During today’s hearing before the House Appropriations Subcommittee on Science with NASA Administrator Charles Bolden as the sole witness.
Under less than easy questioning by Chairman Mollohan about why commercial human launchers would be cheaper than NASA, Administrator Bolden stated that the issue was one of supporting infrastructure. “If NASA continues with Constellation”, Administrator Bolden stated, “it keeps us in the same paradigm of having a huge infrastructure”. Our thought was that, yes, that is certainly true, but the reason for the “huge infrastructure” is crew safety. Mollohan pressed the point by asking if the savings on commercial launchers vs. Ares I was due to infrastructure. Bolden replied that commercial launch vehicle development would be cheaper than Ares I. Mollohan’s question as to the basis for such a point when NASA is pretty far along with Ares I was answered by Bolden that Ares I wasn’t that far along. Mollohan then asked if commercial vehicles were further along. And this is where Administrator Bolden got into some trouble by segueing about how the commercial launchers are already launching cargo…to which Mollohan retorted that cargo and people were not the same. Bolden mumbled something about NASA being equally far along in certifying cargo and crewed launch.
Left unanswered was why the infrastructure cost would no longer be part of a launch cost, as it is currently with Shuttle and Constellation? It is not as though Mission Control is no longer needed–Bolden stated it would be. So how will infrastructure to ensure crew safety be expensed? NASA Administrator Bolden had no answers.

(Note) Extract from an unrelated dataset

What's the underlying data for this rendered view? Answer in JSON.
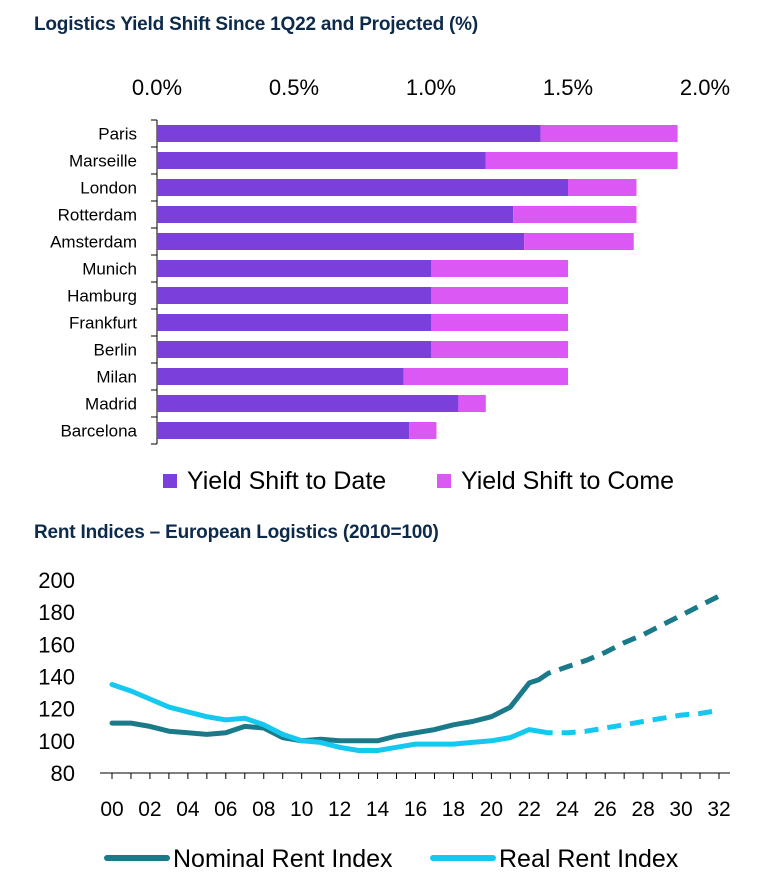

Later, Rep. Aderholt, the Ranking member of the Subcommittee, seemed to back the Administrator into a corner over the cost of operating Ares I.
The issue was how much operating Ares I would cost and whether the Augustine Commission’s numbers were right. Apparently, last Spring NASA told the Augustine Committee that operating Ares I would cost $4 billion annually. Rep. Aderholt asked the NASA Administrator to clarify the cost because his staff had been given $1.3 billion for a year from NASA. Administrator Bolden testified that each Ares I would be $1.6 billion per flight. Aderholt responded that according to data from NASA, total cost for 3 flights for a year is $1.3 billion.
All of these questions, and so little answers, seem to be one of the big reasons for the near universal opposition to the proposed fiscal year 2011 NASA Budget. Repeatedly, NASA Administrator Bolden had no answers as to how much terminating Constellation would cost, how much of the space workforce infrastructure would be lost, how long it would take to pick a design for a heavy-lift vehicle, though he finally admitted that such a decision was “years down the line”, and whether the commercial human launchers would actually save money over Ares I. Yet, Administrator Bolden is asking the Appropriations and Authorization Committees to take, as Rep. Grayson said, a faith-based approach to human space flight. From what was evident today, that faith is weak or non-existent.